The majority of DoE and NNSA headquarters employees have been working remotely since March, when the Department of Energy largely shut down Forrestal and Germantown. From mid-March to early June, some essential employees and top-level managers reported to the offices there occasionally. By June 8, the start of Phase 2 of DoE’s four-phase reopening plan, some 1,400 of the 7,000 DoE headquarters employees had returned to the office.

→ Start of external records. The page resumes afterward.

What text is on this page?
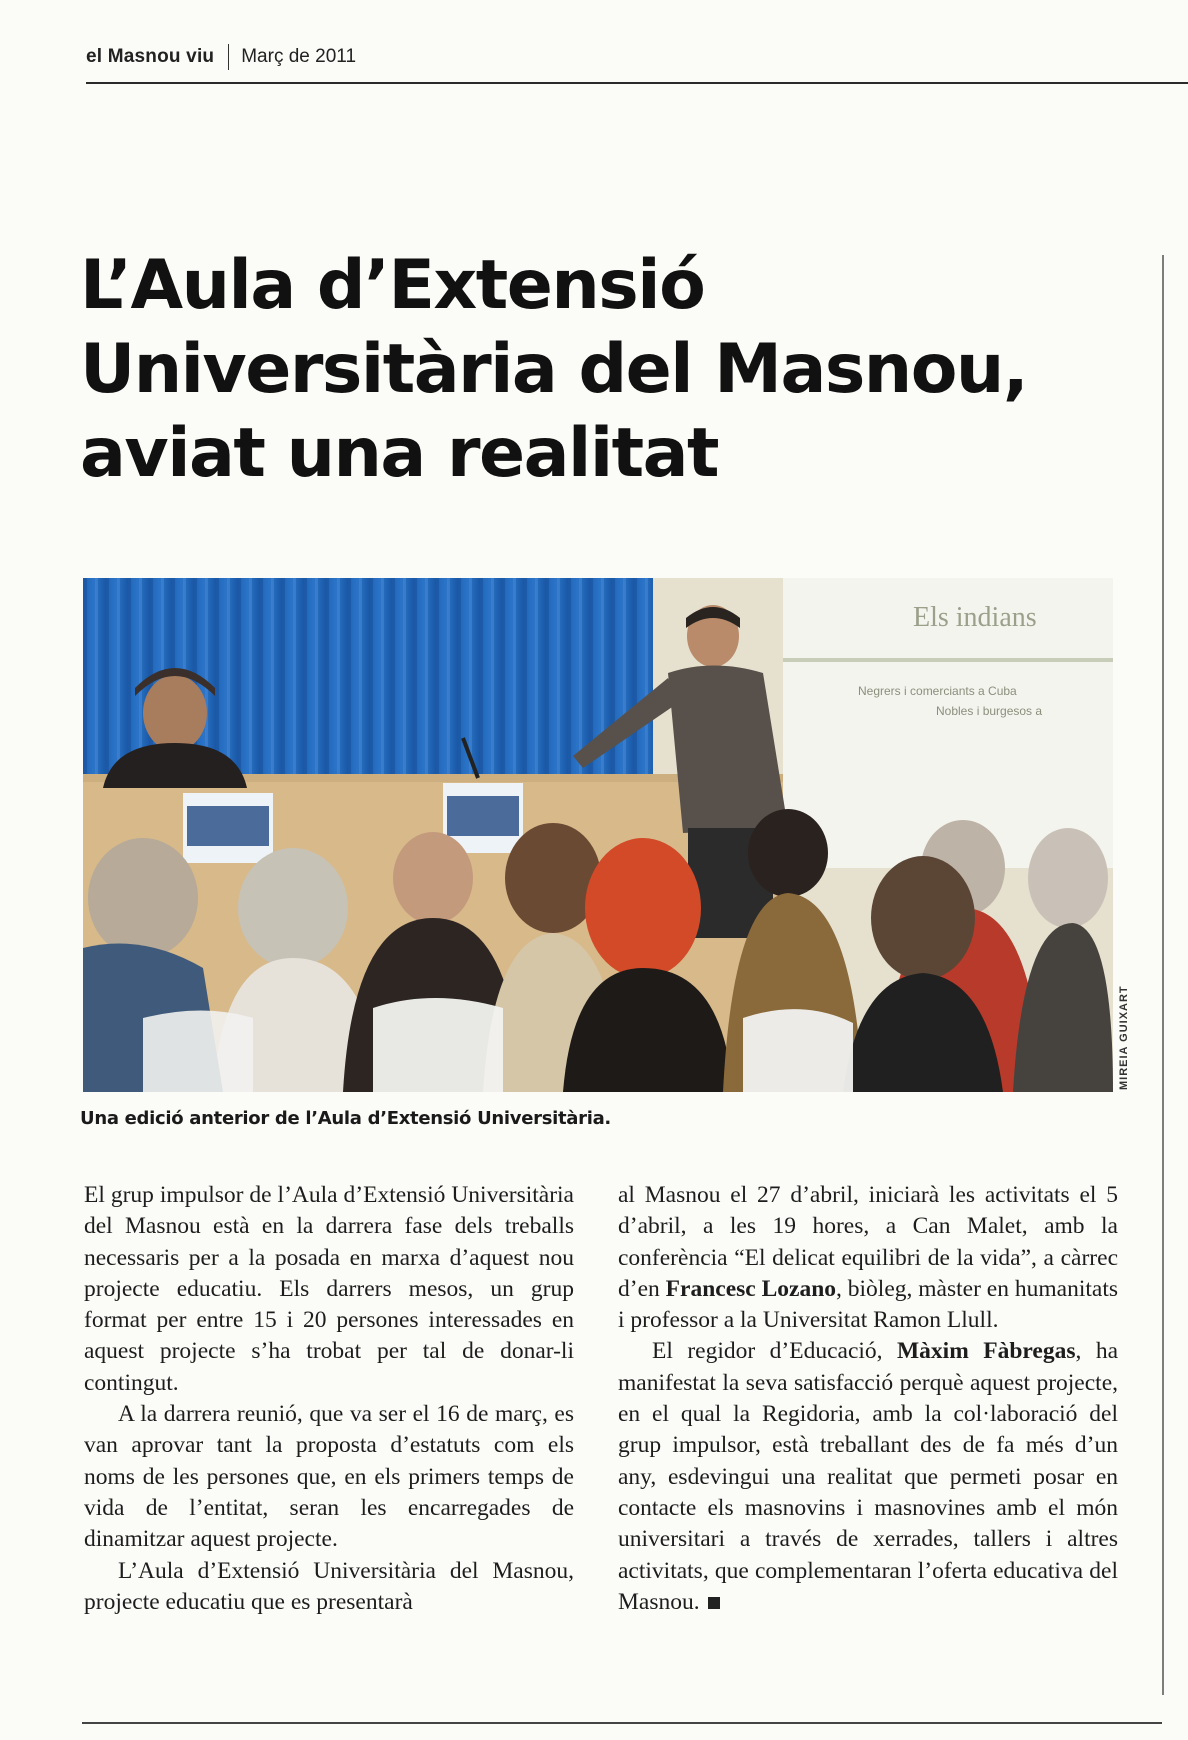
el Masnou viu Març de 2011
L’Aula d’Extensió
Universitària del Masnou,
aviat una realitat
Els indians
Negrers i comerciants a Cuba
Nobles i burgesos a
MIREIA GUIXART
Una edició anterior de l’Aula d’Extensió Universitària.

El grup impulsor de l’Aula d’Extensió Universitària del Masnou està en la darrera fase dels treballs necessaris per a la posada en marxa d’aquest nou projecte educatiu. Els darrers mesos, un grup format per entre 15 i 20 persones interessades en aquest projecte s’ha trobat per tal de donar-li contingut.

A la darrera reunió, que va ser el 16 de març, es van aprovar tant la proposta d’estatuts com els noms de les persones que, en els primers temps de vida de l’entitat, seran les encarregades de dinamitzar aquest projecte.

L’Aula d’Extensió Universitària del Masnou, projecte educatiu que es presentarà

al Masnou el 27 d’abril, iniciarà les activitats el 5 d’abril, a les 19 hores, a Can Malet, amb la conferència “El delicat equilibri de la vida”, a càrrec d’en Francesc Lozano, biòleg, màster en humanitats i professor a la Universitat Ramon Llull.

El regidor d’Educació, Màxim Fàbregas, ha manifestat la seva satisfacció perquè aquest projecte, en el qual la Regidoria, amb la col·laboració del grup impulsor, està treballant des de fa més d’un any, esdevingui una realitat que permeti posar en contacte els masnovins i masnovines amb el món universitari a través de xerrades, tallers i altres activitats, que complementaran l’oferta educativa del Masnou.
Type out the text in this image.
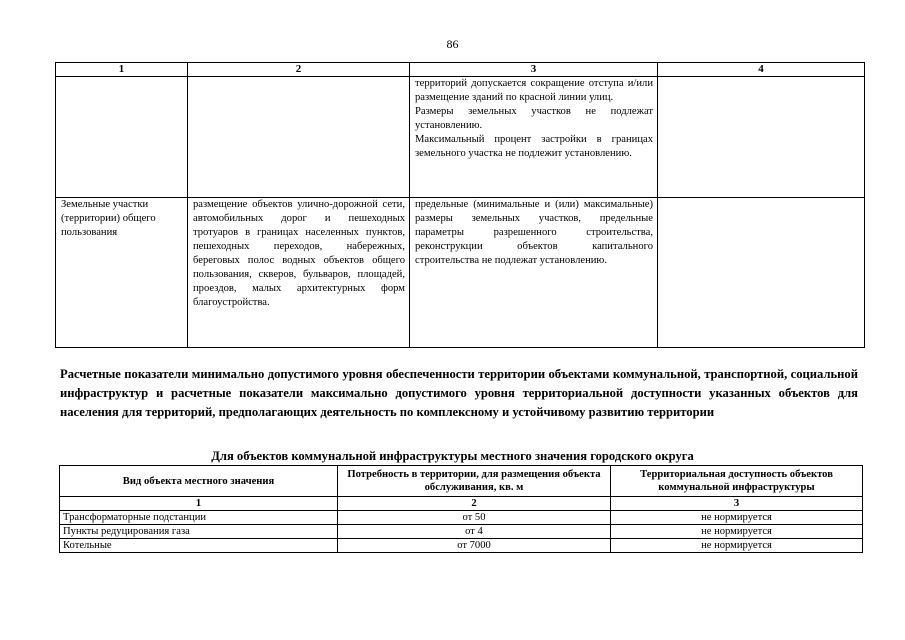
86
1	2	3	4

		территорий допускается сокращение отступа и/или размещение зданий по красной линии улиц.

Размеры земельных участков не подлежат установлению.

Максимальный процент застройки в границах земельного участка не подлежит установлению.	

Земельные участки (территории) общего пользования	размещение объектов улично-дорожной сети, автомобильных дорог и пешеходных тротуаров в границах населенных пунктов, пешеходных переходов, набережных, береговых полос водных объектов общего пользования, скверов, бульваров, площадей, проездов, малых архитектурных форм благоустройства.	предельные (минимальные и (или) максимальные) размеры земельных участков, предельные параметры разрешенного строительства, реконструкции объектов капитального строительства не подлежат установлению.	

Расчетные показатели минимально допустимого уровня обеспеченности территории объектами коммунальной, транспортной, социальной инфраструктур и расчетные показатели максимально допустимого уровня территориальной доступности указанных объектов для населения для территорий, предполагающих деятельность по комплексному и устойчивому развитию территории

Для объектов коммунальной инфраструктуры местного значения городского округа

Вид объекта местного значения	Потребность в территории, для размещения объекта обслуживания, кв. м	Территориальная доступность объектов коммунальной инфраструктуры
1	2	3
Трансформаторные подстанции	от 50	не нормируется
Пункты редуцирования газа	от 4	не нормируется
Котельные	от 7000	не нормируется
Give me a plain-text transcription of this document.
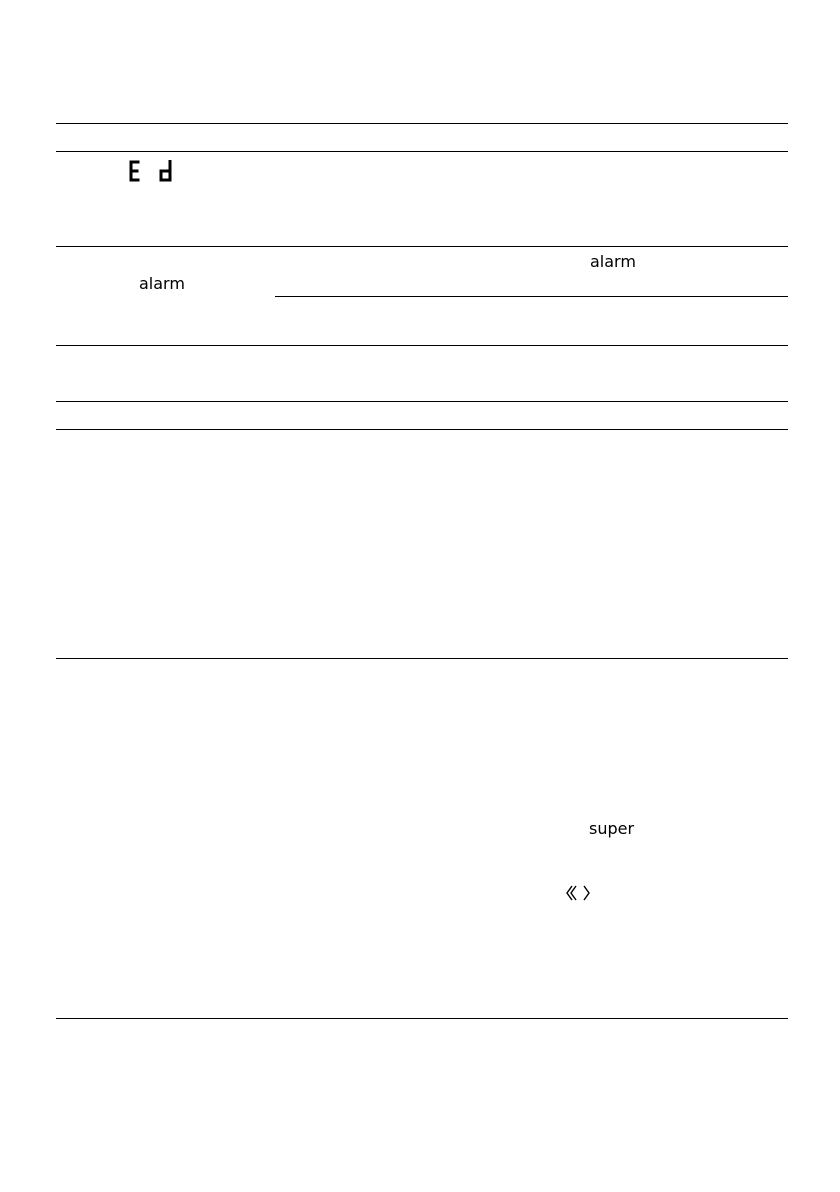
alarm
alarm
super
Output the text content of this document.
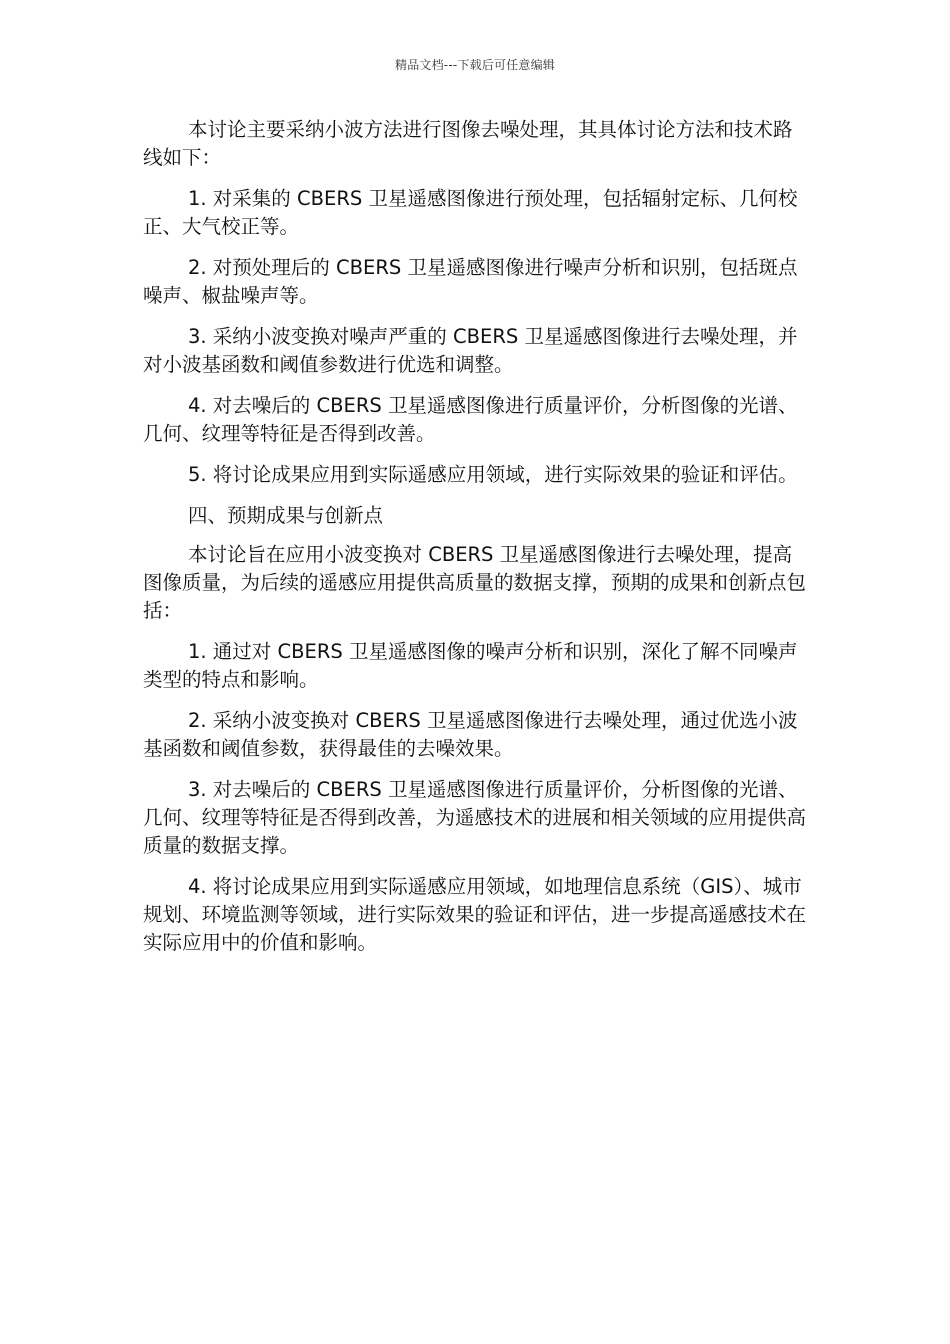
精品文档---下载后可任意编辑

本讨论主要采纳小波方法进行图像去噪处理，其具体讨论方法和技术路线如下：

1. 对采集的 CBERS 卫星遥感图像进行预处理，包括辐射定标、几何校正、大气校正等。

2. 对预处理后的 CBERS 卫星遥感图像进行噪声分析和识别，包括斑点噪声、椒盐噪声等。

3. 采纳小波变换对噪声严重的 CBERS 卫星遥感图像进行去噪处理，并对小波基函数和阈值参数进行优选和调整。

4. 对去噪后的 CBERS 卫星遥感图像进行质量评价，分析图像的光谱、几何、纹理等特征是否得到改善。

5. 将讨论成果应用到实际遥感应用领域，进行实际效果的验证和评估。

四、预期成果与创新点

本讨论旨在应用小波变换对 CBERS 卫星遥感图像进行去噪处理，提高图像质量，为后续的遥感应用提供高质量的数据支撑，预期的成果和创新点包括：

1. 通过对 CBERS 卫星遥感图像的噪声分析和识别，深化了解不同噪声类型的特点和影响。

2. 采纳小波变换对 CBERS 卫星遥感图像进行去噪处理，通过优选小波基函数和阈值参数，获得最佳的去噪效果。

3. 对去噪后的 CBERS 卫星遥感图像进行质量评价，分析图像的光谱、几何、纹理等特征是否得到改善，为遥感技术的进展和相关领域的应用提供高质量的数据支撑。

4. 将讨论成果应用到实际遥感应用领域，如地理信息系统（GIS）、城市规划、环境监测等领域，进行实际效果的验证和评估，进一步提高遥感技术在实际应用中的价值和影响。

But with COVID-19 cases still climbing and schools in the Washington area poised to keep students mostly out of the classroom this fall, Secretary of Energy Dan Brouillette has said the agency will not proceed to Phase 3 of the reopening anytime soon. Phase 3 would have marked a return to essentially pre-COVID-19 operations, but the agency recently announced it would instead continue to allow people who are at greater risk of catching the disease, or who are caring for those who might be, to continue teleworking, even once headquarters transitions to Phase 3.

DoE has not set a date for transitioning to Phase 3.